There is no more time to lose. The long-term health and welfare of the Orioles' organization is at stake, and the only way to assure it is with a bold front office reorganization that will restore fan confidence and set the flagging franchise on the right course.
Orioles owner Peter Angelos knows this. He wants to do the right thing and get the right results, but he doesn't want to be viewed as a knee-jerk reactionary in the wake of the club's horrible 4-32 finish. He isn't talking about it publicly yet, because he wants to make sure that whatever he decides to do during the next few weeks is about making sense and not just making headlines.
The team needs decisive new leadership, which means that Angelos will soon have to make the difficult decision to jettison vice president of baseball operations Syd Thrift. Everybody knows that.
Thrift had ample time to streamline the minor-league system and create a front-office environment conducive to the kind of imaginative, progressive management necessary to compete with the well-heeled New York Yankees and Boston Red Sox. Instead, the minor-league system is a mess and the only hope for near-term success is another huge investment in the free-agent market.
Five years ago, the Orioles could afford to embark on a five-year plan. They were coming off back-to-back playoff appearances and the fans were hungry enough for a fresh new team that they were willing to wait for some of the club's top minor-league prospects to develop. That patience has not been rewarded and should not be expected to survive a sixth consecutive losing season.
It wouldn't be realistic to suggest that the Orioles should be on a par with the Yankees already, but Angelos had a right to expect that they would be much further along than they are today.
The team's surprising .500 record on Aug. 23 created the delusion that the Orioles were just a player or two away from wild-card contention, but it was all false promise. The players and the coaching staff should be applauded for hanging tough that long, but the late-season collapse may have been for the best.
Now, there are no illusions.
Angelos needs to cut to the chase. He needs to hire a new general manager, give him some money to improve the big-league club, charge him with repairing the minor-league system and tell the fans that it's now safe to come back to the ballpark because something good is going to happen relatively soon.
The only question is who? The popular choice in Baltimore would be former pitcher and coach Mike Flanagan, whose links to the club's golden past and good relationship with the owner could create the formula for a front-office renaissance. Angelos might be understandably hesitant to turn the team over to a rookie general manager at such a critical time, but there are enough capable people in the baseball operations department to help Flanagan make it work.
If GM experience is going to be a prerequisite, there are a handful of candidates outside the organization that would represent the kind of dynamic change necessary to turn the franchise around - most notably San Francisco Giants GM Brian Sabean.
Sabean's contract expires at the end of the postseason, and he is believed to be interested in returning to the East Coast. He would arrive with instant credibility after building an exciting team that has enjoyed sustained success under his watch.
Angelos also would be smart to consider Boston Red Sox GM Mike Port if there is any truth to speculation that he will soon be replaced by that club's new ownership.

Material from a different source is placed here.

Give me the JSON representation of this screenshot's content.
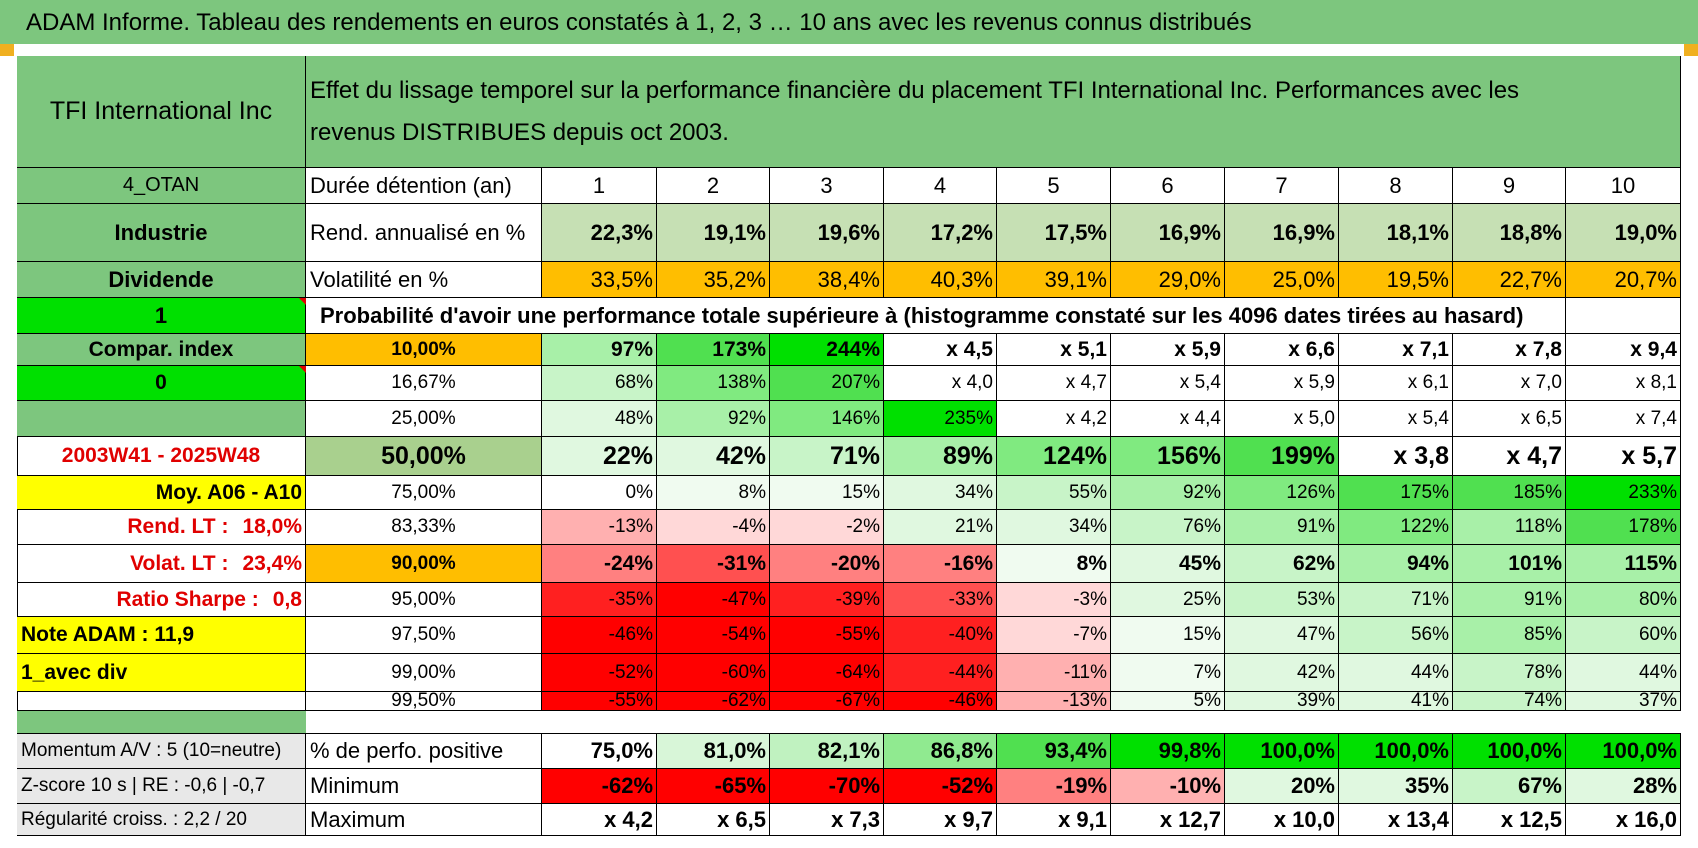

Port, who interviewed for the Orioles' GM position before Frank Wren got the job, is a longtime executive with vast experience - and some notable successes - in player development.
Should the Red Sox push him aside, Port also might be the perfect mentor to pair with Flanagan to create a new front office brain trust.
The only problem with waiting on Sabean or another name GM is that the clock already is running on an offseason that could determine whether Baltimore baseball fans continue to find other things to do with their summer nights or reconnect with a rejuvenated Orioles franchise.
This is no time to be deliberate, though baseball commissioner Bud Selig created an excuse for delay by asking clubs to refrain from announcing personnel moves during the playoffs and World Series.
That directive shouldn't stop Angelos from pressing ahead, since it apparently has not stopped anyone else. Even the Milwaukee Brewers, the club operated by Selig's daughter Wendy, announced the firing of manager Jerry Royster after the playoffs had begun.
Angelos can be forgiven for waiting to commit to a big expenditure in the free-agent market because of uncertainty about the possible relocation of the Montreal Expos to the Washington area.
The arrival of a second team in the region would dilute both attendance and broadcast revenues, making it tougher for Angelos to justify the $100 million or more he would have to commit to sign the kind of free agents necessary to recharge the Orioles' lineup.
Look for the Orioles to move aggressively to sign free-agent slugger Jim Thome and catcher Ivan Rodriguez if Angelos gets an assurance from his fellow owners that the Expos will be going somewhere else.
Either way, the Orioles will have to do some spending to create fan excitement after five consecutive years of attendance decline. They also need to make some deals to rebalance the roster, which is tilted too heavily toward first base and the corner outfield positions.
It's not going to be an easy fix, which is why a quick change at the top is so crucial.